教会枢機卿、ラファエル。彼は戦争孤児で死にかけていた俺を救った恩人だ。こんな俺が神父として過ごしているのも、彼が養父として支援してくれたおかげ。……よくもまぁ、あんな汚かった俺を支援し育てようと思ったものだ。
枢機卿は、懐かしい養父の顔で俺に笑いかけた。
「貴方の為にチョコタルトを作りました。一緒に食べましょう」
「そりゃ最高だ。俺は貴方の作るチョコタルトが大好物なんです」
「ええ知っていますよ。何せ貴方の事ですから」
旅に出ている間は手紙のやりとりをしていたが、こうして中央区の神父になってからは、近いからかよく会いに来てくれる。まるで昔の頃に戻ったかの様に、頻繁に大好物のチョコタルトを作ってくれるので嬉しい。
機嫌よく彼の元へ向かい、触れれる距離まで近づけば、養父は血の様な瞳を細めて俺を見て、頬に触れる。

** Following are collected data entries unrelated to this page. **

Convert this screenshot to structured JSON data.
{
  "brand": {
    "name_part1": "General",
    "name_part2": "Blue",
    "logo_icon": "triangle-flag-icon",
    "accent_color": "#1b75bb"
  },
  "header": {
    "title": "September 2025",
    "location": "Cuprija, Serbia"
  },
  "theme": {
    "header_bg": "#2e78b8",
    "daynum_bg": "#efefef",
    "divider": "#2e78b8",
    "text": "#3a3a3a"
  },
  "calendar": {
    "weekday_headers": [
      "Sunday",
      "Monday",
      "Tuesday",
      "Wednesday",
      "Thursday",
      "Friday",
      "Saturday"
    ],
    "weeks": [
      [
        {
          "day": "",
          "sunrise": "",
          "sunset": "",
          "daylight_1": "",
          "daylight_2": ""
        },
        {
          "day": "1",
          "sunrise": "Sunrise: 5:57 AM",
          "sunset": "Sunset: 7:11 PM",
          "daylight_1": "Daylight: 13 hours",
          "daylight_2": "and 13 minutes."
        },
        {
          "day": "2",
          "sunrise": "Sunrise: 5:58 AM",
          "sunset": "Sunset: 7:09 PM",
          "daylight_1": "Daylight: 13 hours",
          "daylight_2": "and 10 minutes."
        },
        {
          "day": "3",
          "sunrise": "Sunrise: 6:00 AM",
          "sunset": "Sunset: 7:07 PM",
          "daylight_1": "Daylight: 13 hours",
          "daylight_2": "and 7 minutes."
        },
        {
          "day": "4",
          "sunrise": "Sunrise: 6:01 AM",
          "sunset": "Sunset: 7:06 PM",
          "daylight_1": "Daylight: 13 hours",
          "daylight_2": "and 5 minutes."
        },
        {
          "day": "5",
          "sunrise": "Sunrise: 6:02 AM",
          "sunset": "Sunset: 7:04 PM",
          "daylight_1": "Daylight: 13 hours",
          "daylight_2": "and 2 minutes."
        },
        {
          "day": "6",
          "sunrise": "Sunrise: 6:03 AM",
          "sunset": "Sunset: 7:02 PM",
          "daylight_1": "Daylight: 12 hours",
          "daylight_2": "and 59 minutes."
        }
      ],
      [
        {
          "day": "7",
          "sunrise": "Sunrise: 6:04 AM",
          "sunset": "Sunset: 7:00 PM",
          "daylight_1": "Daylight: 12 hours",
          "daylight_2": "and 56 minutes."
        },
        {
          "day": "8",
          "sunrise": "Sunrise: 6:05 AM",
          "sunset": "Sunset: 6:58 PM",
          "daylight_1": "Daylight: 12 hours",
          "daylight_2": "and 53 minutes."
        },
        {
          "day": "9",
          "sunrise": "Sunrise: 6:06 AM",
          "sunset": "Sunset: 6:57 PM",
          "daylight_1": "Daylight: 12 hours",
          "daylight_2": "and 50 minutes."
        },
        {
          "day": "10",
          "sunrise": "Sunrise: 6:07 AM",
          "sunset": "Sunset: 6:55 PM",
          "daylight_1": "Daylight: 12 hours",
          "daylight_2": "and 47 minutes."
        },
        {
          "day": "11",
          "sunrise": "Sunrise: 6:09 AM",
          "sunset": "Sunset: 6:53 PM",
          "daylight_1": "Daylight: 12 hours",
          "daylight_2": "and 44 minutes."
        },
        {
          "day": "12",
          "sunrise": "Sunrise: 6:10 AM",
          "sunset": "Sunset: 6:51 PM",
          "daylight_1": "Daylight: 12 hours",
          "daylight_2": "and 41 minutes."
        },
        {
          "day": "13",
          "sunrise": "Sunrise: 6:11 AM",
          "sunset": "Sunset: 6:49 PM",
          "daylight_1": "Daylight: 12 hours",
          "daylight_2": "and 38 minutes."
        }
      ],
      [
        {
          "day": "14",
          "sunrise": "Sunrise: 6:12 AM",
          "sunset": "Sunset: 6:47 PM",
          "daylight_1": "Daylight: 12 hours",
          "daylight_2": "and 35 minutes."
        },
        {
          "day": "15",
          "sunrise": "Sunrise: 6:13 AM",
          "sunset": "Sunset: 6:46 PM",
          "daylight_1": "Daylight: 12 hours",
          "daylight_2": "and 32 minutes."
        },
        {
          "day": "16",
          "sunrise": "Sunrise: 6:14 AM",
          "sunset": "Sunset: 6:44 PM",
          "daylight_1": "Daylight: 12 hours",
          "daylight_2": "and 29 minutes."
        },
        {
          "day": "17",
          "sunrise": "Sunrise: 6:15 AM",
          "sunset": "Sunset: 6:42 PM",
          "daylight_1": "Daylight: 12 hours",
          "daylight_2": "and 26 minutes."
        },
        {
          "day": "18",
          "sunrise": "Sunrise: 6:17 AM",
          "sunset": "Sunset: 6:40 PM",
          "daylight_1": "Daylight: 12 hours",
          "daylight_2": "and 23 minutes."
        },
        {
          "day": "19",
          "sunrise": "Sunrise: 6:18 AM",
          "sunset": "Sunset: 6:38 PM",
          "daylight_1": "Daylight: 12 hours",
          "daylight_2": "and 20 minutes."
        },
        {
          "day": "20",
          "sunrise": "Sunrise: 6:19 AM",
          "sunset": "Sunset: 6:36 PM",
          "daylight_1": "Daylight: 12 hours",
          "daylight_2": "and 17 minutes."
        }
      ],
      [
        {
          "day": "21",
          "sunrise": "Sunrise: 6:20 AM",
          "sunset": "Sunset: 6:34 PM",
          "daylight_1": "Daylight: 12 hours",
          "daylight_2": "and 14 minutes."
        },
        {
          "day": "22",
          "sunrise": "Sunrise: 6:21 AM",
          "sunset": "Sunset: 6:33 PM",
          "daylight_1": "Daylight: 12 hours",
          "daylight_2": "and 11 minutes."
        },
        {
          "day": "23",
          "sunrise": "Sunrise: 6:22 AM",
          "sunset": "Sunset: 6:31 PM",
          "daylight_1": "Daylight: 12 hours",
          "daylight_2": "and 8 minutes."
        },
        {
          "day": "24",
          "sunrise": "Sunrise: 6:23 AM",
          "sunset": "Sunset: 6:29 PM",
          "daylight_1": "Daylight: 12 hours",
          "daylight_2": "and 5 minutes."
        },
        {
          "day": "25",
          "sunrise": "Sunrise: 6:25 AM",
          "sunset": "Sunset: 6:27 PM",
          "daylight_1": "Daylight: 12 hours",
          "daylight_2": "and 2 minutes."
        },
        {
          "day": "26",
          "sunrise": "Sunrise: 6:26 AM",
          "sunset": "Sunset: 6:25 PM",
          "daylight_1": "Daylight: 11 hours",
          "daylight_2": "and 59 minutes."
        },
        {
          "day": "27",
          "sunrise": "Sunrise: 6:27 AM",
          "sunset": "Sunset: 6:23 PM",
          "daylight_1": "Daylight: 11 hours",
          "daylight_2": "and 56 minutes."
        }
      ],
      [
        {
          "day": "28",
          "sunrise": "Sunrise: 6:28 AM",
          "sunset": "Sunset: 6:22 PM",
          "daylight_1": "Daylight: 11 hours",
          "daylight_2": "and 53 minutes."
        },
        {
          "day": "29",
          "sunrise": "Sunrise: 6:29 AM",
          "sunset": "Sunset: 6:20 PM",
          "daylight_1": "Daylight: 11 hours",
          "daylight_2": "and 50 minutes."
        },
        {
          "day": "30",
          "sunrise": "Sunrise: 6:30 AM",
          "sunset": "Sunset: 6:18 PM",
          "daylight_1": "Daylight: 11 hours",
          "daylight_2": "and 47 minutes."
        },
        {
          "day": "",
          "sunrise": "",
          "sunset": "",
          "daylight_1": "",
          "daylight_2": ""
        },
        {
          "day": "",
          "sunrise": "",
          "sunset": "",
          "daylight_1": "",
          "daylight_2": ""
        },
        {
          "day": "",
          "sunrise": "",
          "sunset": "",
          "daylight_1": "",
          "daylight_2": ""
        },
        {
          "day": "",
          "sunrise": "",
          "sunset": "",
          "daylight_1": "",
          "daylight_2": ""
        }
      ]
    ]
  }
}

まるで子供にするような優しい触れ方に、気持ちよさで目を瞑った。
目を瞑り暗い視界の中、養父の優しい声が耳に届く。
「私の愛おしいミカエル。貴方達の存在が、私の存在する意味ですよ」
「枢機卿、冗談が重すぎるからやめてくださいよ」
「おや、私が嘘を言った事がありますか?」
小さな笑い声に釣られて、俺は目を開けた。
目の前の養父は、まるで天使の様な神々しい微笑みを俺に向けた。
「私は貴方へ嘘はつきません。わたしは貴方を守るために生きているのです」
……毎度思うが、本当にうちの養父は気持ちが重い。
若干、昼間の雇い主と似ている気がする。